Se in un primo momento si è parlato di confessione del marito, oggi il suo legale ha riferito che l’uomo "era in forte stato confusionale, quindi non ricordava cosa effettivamente fosse accaduto. Non ha reso alcuna dichiarazione". "Una bellissima donna stroncata dalla mano folle di chi la doveva proteggere", ha detto la sindaca di Foggia Maria Aida Episcopo, con una città già segnata ieri dai funerali di Annibale Carta, il personal trainer assassinato l'11 aprile. "Ci sentiamo svuotati dentro, con cicatrici brucianti addosso", ha aggiunto la sindaca. "La mano che spinge il grilletto, in omicidi d'impeto, non riusciamo a bloccarla".
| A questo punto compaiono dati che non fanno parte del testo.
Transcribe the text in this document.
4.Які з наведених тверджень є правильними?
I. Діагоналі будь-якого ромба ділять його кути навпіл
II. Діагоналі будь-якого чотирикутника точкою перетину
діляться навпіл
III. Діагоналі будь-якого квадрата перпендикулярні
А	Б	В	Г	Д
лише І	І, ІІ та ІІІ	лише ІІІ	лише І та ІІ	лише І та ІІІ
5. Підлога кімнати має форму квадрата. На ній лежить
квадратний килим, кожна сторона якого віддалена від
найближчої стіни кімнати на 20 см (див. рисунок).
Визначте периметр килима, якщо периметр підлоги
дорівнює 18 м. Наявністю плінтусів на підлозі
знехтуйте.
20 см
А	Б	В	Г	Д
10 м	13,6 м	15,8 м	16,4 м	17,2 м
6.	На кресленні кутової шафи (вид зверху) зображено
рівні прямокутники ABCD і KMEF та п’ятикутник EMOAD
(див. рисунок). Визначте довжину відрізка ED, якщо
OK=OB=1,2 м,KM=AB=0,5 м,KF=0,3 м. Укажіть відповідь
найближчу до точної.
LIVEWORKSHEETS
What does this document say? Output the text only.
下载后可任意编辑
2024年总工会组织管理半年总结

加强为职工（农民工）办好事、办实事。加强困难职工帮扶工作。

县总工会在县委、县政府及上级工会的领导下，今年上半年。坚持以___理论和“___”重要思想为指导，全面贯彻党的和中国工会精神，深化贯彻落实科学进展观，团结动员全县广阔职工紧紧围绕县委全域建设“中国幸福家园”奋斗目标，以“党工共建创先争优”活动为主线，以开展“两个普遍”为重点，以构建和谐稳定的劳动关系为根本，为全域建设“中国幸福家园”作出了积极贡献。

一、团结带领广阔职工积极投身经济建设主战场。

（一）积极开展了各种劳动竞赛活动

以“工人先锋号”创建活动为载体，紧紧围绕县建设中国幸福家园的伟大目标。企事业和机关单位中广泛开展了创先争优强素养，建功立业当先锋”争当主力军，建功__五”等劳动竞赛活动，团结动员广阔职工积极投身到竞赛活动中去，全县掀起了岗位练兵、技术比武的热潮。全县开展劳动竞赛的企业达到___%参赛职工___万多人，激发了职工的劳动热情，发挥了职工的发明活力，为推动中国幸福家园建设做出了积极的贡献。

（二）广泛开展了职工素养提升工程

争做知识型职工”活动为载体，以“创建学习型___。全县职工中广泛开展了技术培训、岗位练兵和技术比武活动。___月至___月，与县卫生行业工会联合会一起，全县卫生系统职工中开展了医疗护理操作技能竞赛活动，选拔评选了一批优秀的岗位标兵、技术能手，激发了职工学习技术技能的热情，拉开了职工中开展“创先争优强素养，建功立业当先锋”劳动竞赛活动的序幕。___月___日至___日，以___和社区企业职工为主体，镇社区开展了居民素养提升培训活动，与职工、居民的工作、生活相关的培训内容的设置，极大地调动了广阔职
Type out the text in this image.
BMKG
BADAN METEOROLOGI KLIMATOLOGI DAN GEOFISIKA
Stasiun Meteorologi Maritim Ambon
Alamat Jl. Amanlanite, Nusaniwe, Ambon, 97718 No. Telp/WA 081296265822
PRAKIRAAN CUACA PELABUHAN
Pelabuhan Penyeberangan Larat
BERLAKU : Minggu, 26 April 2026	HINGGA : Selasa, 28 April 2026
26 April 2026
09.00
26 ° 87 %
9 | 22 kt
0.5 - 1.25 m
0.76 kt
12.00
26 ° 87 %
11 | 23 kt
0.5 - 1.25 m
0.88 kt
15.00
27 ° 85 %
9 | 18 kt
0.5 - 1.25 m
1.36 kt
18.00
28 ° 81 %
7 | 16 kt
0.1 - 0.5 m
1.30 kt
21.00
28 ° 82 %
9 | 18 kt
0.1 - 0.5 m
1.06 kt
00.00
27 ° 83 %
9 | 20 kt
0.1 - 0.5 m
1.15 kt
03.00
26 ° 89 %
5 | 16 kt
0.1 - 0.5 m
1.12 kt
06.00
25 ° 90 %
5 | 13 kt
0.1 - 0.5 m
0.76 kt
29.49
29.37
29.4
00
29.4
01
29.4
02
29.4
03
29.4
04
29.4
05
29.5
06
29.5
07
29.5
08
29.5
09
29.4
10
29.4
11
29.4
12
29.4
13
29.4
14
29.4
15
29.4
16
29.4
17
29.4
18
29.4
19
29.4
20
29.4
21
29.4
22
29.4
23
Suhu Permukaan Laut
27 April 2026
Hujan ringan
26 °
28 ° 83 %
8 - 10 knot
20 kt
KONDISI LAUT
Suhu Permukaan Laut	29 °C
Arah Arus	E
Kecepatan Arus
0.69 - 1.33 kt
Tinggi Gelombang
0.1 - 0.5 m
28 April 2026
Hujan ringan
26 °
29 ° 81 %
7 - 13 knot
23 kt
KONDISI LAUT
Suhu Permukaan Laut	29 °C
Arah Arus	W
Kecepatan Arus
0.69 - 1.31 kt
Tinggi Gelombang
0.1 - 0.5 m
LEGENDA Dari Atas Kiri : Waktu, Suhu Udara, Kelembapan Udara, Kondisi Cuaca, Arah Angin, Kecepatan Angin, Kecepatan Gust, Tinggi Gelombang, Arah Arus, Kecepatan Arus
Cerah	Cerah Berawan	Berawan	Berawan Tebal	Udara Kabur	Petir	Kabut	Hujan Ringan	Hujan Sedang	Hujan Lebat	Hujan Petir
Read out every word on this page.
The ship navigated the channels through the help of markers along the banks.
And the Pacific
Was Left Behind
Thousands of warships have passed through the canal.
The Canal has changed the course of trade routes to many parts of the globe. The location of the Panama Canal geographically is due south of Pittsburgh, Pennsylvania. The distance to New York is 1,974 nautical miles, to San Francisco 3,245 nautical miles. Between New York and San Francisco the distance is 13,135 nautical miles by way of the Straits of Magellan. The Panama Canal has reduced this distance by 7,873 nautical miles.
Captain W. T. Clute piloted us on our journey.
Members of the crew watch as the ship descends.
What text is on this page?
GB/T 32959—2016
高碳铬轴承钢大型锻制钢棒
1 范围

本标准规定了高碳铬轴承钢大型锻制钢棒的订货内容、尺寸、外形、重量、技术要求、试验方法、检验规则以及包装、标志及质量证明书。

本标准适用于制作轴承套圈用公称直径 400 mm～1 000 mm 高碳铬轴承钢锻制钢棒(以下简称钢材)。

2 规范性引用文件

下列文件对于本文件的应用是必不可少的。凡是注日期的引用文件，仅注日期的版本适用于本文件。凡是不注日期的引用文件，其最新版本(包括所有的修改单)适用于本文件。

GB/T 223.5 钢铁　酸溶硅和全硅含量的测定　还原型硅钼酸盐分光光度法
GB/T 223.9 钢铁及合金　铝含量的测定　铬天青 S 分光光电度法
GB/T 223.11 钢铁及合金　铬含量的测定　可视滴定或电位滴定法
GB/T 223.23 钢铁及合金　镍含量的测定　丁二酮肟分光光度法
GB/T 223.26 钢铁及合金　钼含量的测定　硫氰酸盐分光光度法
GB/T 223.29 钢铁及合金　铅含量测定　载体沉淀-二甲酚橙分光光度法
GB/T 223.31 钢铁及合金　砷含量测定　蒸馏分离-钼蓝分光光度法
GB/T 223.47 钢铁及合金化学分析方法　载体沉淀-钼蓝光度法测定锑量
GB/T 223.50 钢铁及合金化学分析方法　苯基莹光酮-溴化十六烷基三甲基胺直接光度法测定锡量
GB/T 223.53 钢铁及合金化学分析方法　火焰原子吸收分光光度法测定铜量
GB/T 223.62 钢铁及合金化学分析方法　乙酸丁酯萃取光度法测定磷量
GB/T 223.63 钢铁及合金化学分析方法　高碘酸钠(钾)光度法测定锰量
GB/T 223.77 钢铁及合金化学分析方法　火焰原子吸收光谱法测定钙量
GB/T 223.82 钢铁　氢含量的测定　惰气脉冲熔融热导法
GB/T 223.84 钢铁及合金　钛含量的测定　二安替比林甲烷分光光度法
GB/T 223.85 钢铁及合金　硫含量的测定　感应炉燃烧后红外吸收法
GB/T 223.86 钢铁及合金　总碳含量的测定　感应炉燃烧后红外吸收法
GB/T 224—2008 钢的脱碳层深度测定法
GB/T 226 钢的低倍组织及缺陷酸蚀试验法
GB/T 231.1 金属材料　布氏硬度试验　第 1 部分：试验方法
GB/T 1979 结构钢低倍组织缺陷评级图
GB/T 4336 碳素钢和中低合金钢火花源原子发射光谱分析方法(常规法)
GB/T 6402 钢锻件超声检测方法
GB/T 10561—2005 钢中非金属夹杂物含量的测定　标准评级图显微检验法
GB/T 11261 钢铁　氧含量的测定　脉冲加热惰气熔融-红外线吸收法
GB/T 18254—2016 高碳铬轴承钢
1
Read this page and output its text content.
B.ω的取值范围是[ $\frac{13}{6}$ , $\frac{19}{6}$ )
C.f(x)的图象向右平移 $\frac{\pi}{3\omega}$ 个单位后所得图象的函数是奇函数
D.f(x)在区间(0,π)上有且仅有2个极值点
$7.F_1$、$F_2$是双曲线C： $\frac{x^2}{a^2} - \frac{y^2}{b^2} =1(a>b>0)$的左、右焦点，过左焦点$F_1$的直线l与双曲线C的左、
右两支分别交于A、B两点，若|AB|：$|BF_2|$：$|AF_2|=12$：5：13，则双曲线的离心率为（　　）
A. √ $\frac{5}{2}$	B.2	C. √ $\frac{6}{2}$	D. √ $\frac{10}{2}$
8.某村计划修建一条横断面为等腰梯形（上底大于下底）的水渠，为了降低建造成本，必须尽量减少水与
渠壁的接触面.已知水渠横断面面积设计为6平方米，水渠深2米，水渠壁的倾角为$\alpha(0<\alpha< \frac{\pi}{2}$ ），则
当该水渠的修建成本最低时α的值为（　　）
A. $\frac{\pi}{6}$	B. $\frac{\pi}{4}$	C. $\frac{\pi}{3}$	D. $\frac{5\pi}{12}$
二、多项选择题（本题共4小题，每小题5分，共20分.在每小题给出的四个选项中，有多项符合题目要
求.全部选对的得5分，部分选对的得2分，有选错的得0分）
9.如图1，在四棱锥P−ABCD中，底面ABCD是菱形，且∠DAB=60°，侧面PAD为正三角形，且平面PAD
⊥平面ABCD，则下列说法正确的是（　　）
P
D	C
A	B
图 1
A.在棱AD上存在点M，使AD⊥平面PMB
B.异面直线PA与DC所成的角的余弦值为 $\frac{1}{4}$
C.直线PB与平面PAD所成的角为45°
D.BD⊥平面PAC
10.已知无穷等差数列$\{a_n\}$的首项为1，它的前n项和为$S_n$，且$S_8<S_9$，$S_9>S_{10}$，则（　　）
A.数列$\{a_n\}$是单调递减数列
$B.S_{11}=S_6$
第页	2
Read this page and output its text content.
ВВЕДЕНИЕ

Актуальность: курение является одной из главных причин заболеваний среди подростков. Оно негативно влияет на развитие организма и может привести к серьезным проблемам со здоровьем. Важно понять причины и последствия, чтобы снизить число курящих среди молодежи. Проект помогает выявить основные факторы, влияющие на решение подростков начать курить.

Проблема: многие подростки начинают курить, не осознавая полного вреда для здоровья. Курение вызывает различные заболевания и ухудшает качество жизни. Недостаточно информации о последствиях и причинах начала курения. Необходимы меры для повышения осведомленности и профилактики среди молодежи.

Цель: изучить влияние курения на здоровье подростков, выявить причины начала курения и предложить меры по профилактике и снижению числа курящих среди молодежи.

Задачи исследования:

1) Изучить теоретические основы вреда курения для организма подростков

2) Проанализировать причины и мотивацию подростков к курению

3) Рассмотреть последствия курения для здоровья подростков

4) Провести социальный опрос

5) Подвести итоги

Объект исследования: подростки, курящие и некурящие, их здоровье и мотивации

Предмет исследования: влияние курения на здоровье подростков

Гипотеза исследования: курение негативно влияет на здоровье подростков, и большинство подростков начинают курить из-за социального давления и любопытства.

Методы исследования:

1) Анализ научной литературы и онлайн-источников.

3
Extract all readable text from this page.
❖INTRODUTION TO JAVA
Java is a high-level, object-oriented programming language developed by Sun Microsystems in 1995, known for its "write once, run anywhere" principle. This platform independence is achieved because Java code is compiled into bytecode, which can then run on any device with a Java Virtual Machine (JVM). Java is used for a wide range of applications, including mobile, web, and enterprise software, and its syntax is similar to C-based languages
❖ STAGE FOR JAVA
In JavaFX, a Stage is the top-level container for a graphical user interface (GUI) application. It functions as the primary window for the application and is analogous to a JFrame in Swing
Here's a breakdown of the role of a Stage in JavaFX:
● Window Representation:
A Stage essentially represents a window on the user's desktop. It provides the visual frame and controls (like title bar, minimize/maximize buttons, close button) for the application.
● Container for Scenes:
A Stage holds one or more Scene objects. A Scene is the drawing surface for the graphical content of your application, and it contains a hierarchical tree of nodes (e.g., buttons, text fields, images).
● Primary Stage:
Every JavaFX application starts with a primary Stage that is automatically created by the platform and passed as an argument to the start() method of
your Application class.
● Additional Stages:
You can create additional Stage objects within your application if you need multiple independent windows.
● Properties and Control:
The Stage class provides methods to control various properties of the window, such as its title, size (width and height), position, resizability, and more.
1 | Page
Il femminicidio di Foggia è il terzo in quattro giorni in Italia. Martedì, a Castel Maggiore, alle porte di Bologna, i carabinieri hanno trovato due coniugi morti in una villetta di via Lame, nella zona di Torre Verde. Mauro Zaccarini, 73 anni, ex impiegato in pensione, avrebbe ucciso la moglie Adriana Mazzanti, 63 anni, probabilmente strangolata, per poi impiccarsi a una trave nella mansarda ore dopo. A dare l'allarme è stato il figlio 45enne dell'uomo, nato da un precedente matrimonio, che da ventiquattr'ore non riusciva a mettersi in contatto col padre. Ha trovato il corpo di lei riverso sul pavimento della cucina. La coppia era in crisi da tempo: pur vivendo insieme, erano di fatto separati. In casa è stato rinvenuto un biglietto scritto dal 73enne, in cui si intuisce l'intenzione di farla finita, senza riferimenti espliciti all'uccisione della moglie. L'autopsia chiarirà le cause del decesso di entrambi.
Il giorno prima ancora, lunedì, Loredana Ferrara, 53 anni, era stata accoltellata alla gola in strada a Vignale Monferrato, nell'Alessandrino, paese di nemmeno mille abitanti sui colli patrimonio Unesco. Il presunto assassino è l'ex convivente Silvio Gambetta, 57 anni, noto in zona per la sua attività nel podismo a livello regionale. Loredana lo praticava anche lei: aveva corso insieme a lui alla Staffetta della pace organizzata dal Club per l'Unesco di Vignale. "Tra fine novembre e inizio dicembre ci aveva raccontato di essere già stata aggredita da lui e lo aveva descritto come violento", ha dichiarato Alberto Massiotti, presidente del club dove lavorava la donna. Lo scorso inverno, proprio per questo, lei aveva deciso di lasciarlo. Gambetta si trova ora nel carcere di Vercelli con l'accusa di omicidio, mentre inquirenti e investigatori stanno lavorando all'ipotesi di contestare il femminicidio. La Procura ha disposto il massimo riserbo sulle indagini. Il funerale di Loredana si terrà lunedì a Terruggia.
Tre storie, tre dinamiche diverse nella forma ma identiche nella sostanza: un uomo che non accetta, che non tollera, che non rinuncia al controllo. Il Parlamento italiano ha approvato nel 2025 una legge che introduce il reato specifico di femminicidio nel codice penale, punito con l'ergastolo nei casi più gravi. Una risposta normativa attesa da anni, che non risolve però la questione a monte: quella della prevenzione, dell'intervento precoce, del riconoscimento dei segnali. Stefania Rago li lanciava, quei segnali, persino sui social. Nessuno, o quasi, li ha letti in tempo.